“What we think about learning influences where we recognize learning, as well as what we do when we decide that we must do something about it—as individuals, as communities, as organizations.”
– Wenger, p. 9.
Educational theorist Etienne Wenger’s seminal 1997 book Communities of Practice: Learning, Meaning, and Identity situates notions of learning within a social sphere, saying “learning is, in its essence, a fundamentally social phenomenon, reflecting our own deeply social nature as human beings capable of knowing” (p.4), particularly in contrast to the normative view of learning as happening on an individual level. This is a point that I highlighted when presenting at the Academic Support Who Do We Think We Are Conference in June, as UAL Academic Support stated that their directive is to aid students’ individual learning journies.
But to begin that practice of expanding beyond the individual necessitates the recognition or justification of those implicit arenas of knowledge production or learning. Wenger notes this, saying “our institutions are designs and our designs are hostage to our understanding, perspectives, and theories” (p.10). This relates back to Donna Haraway’s idea (discussed in a blog post) that “it’s important what ideas you use to think of other ideas” (Haraway, p.12).
Wenger continues, “in an institutional context, it is difficult to act without justifying your action in the discourse of the institution” (p.11). In the context of my project trying to create spaces for exchange, the university will have to value the work of community-building to have a lasting impact.
“Such processes as making something explicit, formalizing, or sharing are not merely translations; they are indeed transformations—the production of a new context of both participation and reification, in which the relations between tacit and the explicit, the formal and the informal, the individual and the collective, are to be renegotiated” (p.68).

In Wenger’s development of the social theory of learning, there’s an emphasis on participation and learning as social participation.
“Placing the focus on participation has broad implications for what it takes to understand and support learning.
- for individuals, it means that learning is an issue of engaging in and contributing to the practices of their communities.
- for communities, it means that learning is an issue of refining their practice and ensuring new generations of members.
- for organizations, it means that learning is an issue of sustaining the interconnected communities of practice through which an organization knows what it knows and thus becomes effective and valuable as an organization” (p.7-8).
He continues, “by recognizing the mutuality of our participation, we become part of each other” (p.56).

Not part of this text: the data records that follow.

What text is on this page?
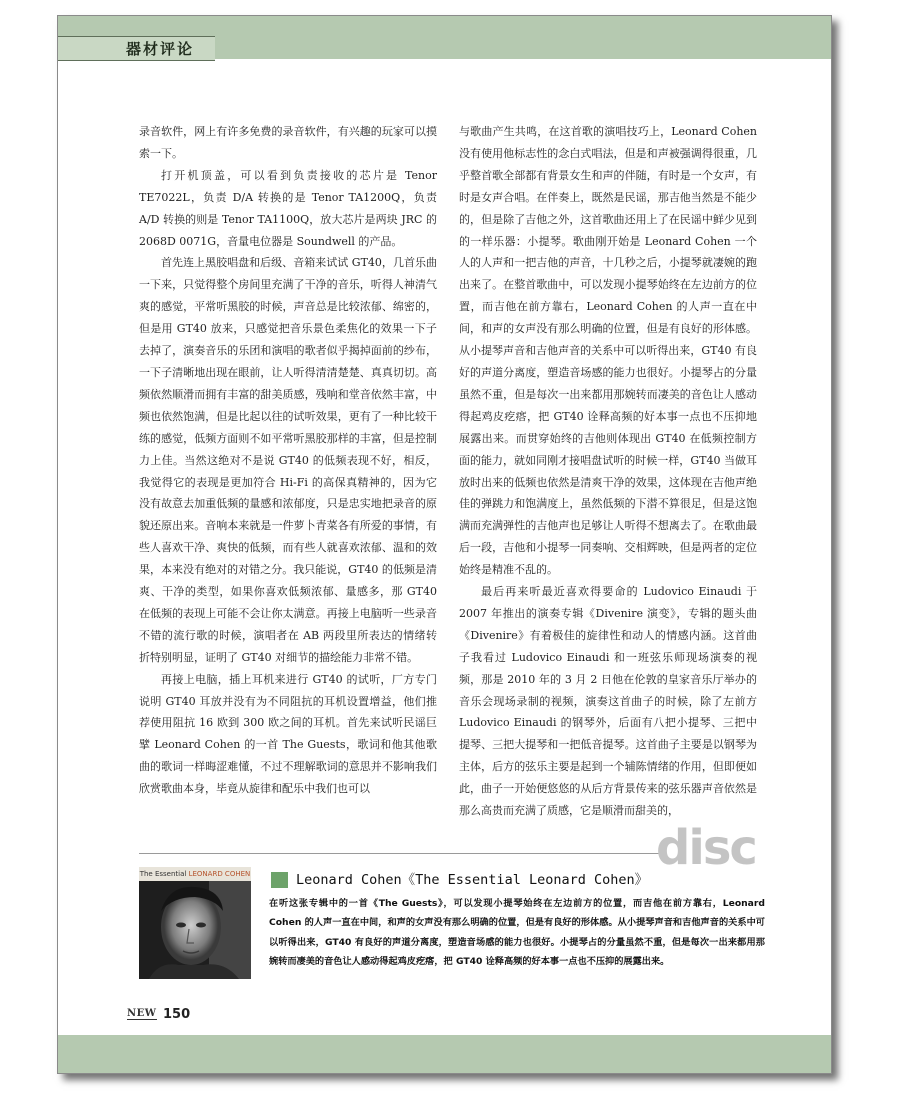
器材评论

录音软件，网上有许多免费的录音软件，有兴趣的玩家可以摸索一下。

打开机顶盖，可以看到负责接收的芯片是 Tenor TE7022L，负责 D/A 转换的是 Tenor TA1200Q，负责 A/D 转换的则是 Tenor TA1100Q，放大芯片是两块 JRC 的 2068D 0071G，音量电位器是 Soundwell 的产品。

首先连上黑胶唱盘和后级、音箱来试试 GT40，几首乐曲一下来，只觉得整个房间里充满了干净的音乐，听得人神清气爽的感觉，平常听黑胶的时候，声音总是比较浓郁、绵密的，但是用 GT40 放来，只感觉把音乐景色柔焦化的效果一下子去掉了，演奏音乐的乐团和演唱的歌者似乎揭掉面前的纱布，一下子清晰地出现在眼前，让人听得清清楚楚、真真切切。高频依然顺滑而拥有丰富的甜美质感，残响和堂音依然丰富，中频也依然饱满，但是比起以往的试听效果，更有了一种比较干练的感觉，低频方面则不如平常听黑胶那样的丰富，但是控制力上佳。当然这绝对不是说 GT40 的低频表现不好，相反，我觉得它的表现是更加符合 Hi-Fi 的高保真精神的，因为它没有故意去加重低频的量感和浓郁度，只是忠实地把录音的原貌还原出来。音响本来就是一件萝卜青菜各有所爱的事情，有些人喜欢干净、爽快的低频，而有些人就喜欢浓郁、温和的效果，本来没有绝对的对错之分。我只能说，GT40 的低频是清爽、干净的类型，如果你喜欢低频浓郁、量感多，那 GT40 在低频的表现上可能不会让你太满意。再接上电脑听一些录音不错的流行歌的时候，演唱者在 AB 两段里所表达的情绪转折特别明显，证明了 GT40 对细节的描绘能力非常不错。

再接上电脑，插上耳机来进行 GT40 的试听，厂方专门说明 GT40 耳放并没有为不同阻抗的耳机设置增益，他们推荐使用阻抗 16 欧到 300 欧之间的耳机。首先来试听民谣巨擘 Leonard Cohen 的一首 The Guests，歌词和他其他歌曲的歌词一样晦涩难懂，不过不理解歌词的意思并不影响我们欣赏歌曲本身，毕竟从旋律和配乐中我们也可以

与歌曲产生共鸣，在这首歌的演唱技巧上，Leonard Cohen 没有使用他标志性的念白式唱法，但是和声被强调得很重，几乎整首歌全部都有背景女生和声的伴随，有时是一个女声，有时是女声合唱。在伴奏上，既然是民谣，那吉他当然是不能少的，但是除了吉他之外，这首歌曲还用上了在民谣中鲜少见到的一样乐器：小提琴。歌曲刚开始是 Leonard Cohen 一个人的人声和一把吉他的声音，十几秒之后，小提琴就凄婉的跑出来了。在整首歌曲中，可以发现小提琴始终在左边前方的位置，而吉他在前方靠右，Leonard Cohen 的人声一直在中间，和声的女声没有那么明确的位置，但是有良好的形体感。从小提琴声音和吉他声音的关系中可以听得出来，GT40 有良好的声道分离度，塑造音场感的能力也很好。小提琴占的分量虽然不重，但是每次一出来都用那婉转而凄美的音色让人感动得起鸡皮疙瘩，把 GT40 诠释高频的好本事一点也不压抑地展露出来。而贯穿始终的吉他则体现出 GT40 在低频控制方面的能力，就如同刚才接唱盘试听的时候一样，GT40 当做耳放时出来的低频也依然是清爽干净的效果，这体现在吉他声绝佳的弹跳力和饱满度上，虽然低频的下潜不算很足，但是这饱满而充满弹性的吉他声也足够让人听得不想离去了。在歌曲最后一段，吉他和小提琴一同奏响、交相辉映，但是两者的定位始终是精准不乱的。

最后再来听最近喜欢得要命的 Ludovico Einaudi 于 2007 年推出的演奏专辑《Divenire 演变》，专辑的题头曲《Divenire》有着极佳的旋律性和动人的情感内涵。这首曲子我看过 Ludovico Einaudi 和一班弦乐师现场演奏的视频，那是 2010 年的 3 月 2 日他在伦敦的皇家音乐厅举办的音乐会现场录制的视频，演奏这首曲子的时候，除了左前方 Ludovico Einaudi 的钢琴外，后面有八把小提琴、三把中提琴、三把大提琴和一把低音提琴。这首曲子主要是以钢琴为主体，后方的弦乐主要是起到一个辅陈情绪的作用，但即便如此，曲子一开始便悠悠的从后方背景传来的弦乐器声音依然是那么高贵而充满了质感，它是顺滑而甜美的，

disc
The Essential LEONARD COHEN	Leonard Cohen《The Essential Leonard Cohen》
在听这张专辑中的一首《The Guests》，可以发现小提琴始终在左边前方的位置，而吉他在前方靠右，Leonard Cohen 的人声一直在中间，和声的女声没有那么明确的位置，但是有良好的形体感。从小提琴声音和吉他声音的关系中可以听得出来，GT40 有良好的声道分离度，塑造音场感的能力也很好。小提琴占的分量虽然不重，但是每次一出来都用那婉转而凄美的音色让人感动得起鸡皮疙瘩，把 GT40 诠释高频的好本事一点也不压抑的展露出来。
NEW 150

This to me is echoing educational theorist John Dewey’s theory of experience from a century earlier, where he discusses that every experience modifies the person experiencing it, and each subsequent experience.
The detailed deconstruction in this book is helpful on multiple levels for me. First, by naming and explicating the levels of meaning, experience, and practice embedded in learning, particularly social learning and “legitimate peripheral participation,” Wenger is doing the work of in-depth justification for the type of project I’m working on, as well as helping me to understand how complicated and interconnected notions of community are. He is proving the value of communities of practice as well as breaking down what is involved in supporting them.


The above pages map out some of the interconnected ways that engagement can be supported. All of those points are important elements, and I find many of them lacking at CSM/UAL, leaving little to wonder at the lack of opportunities for engagement and therefore belonging, within the university system.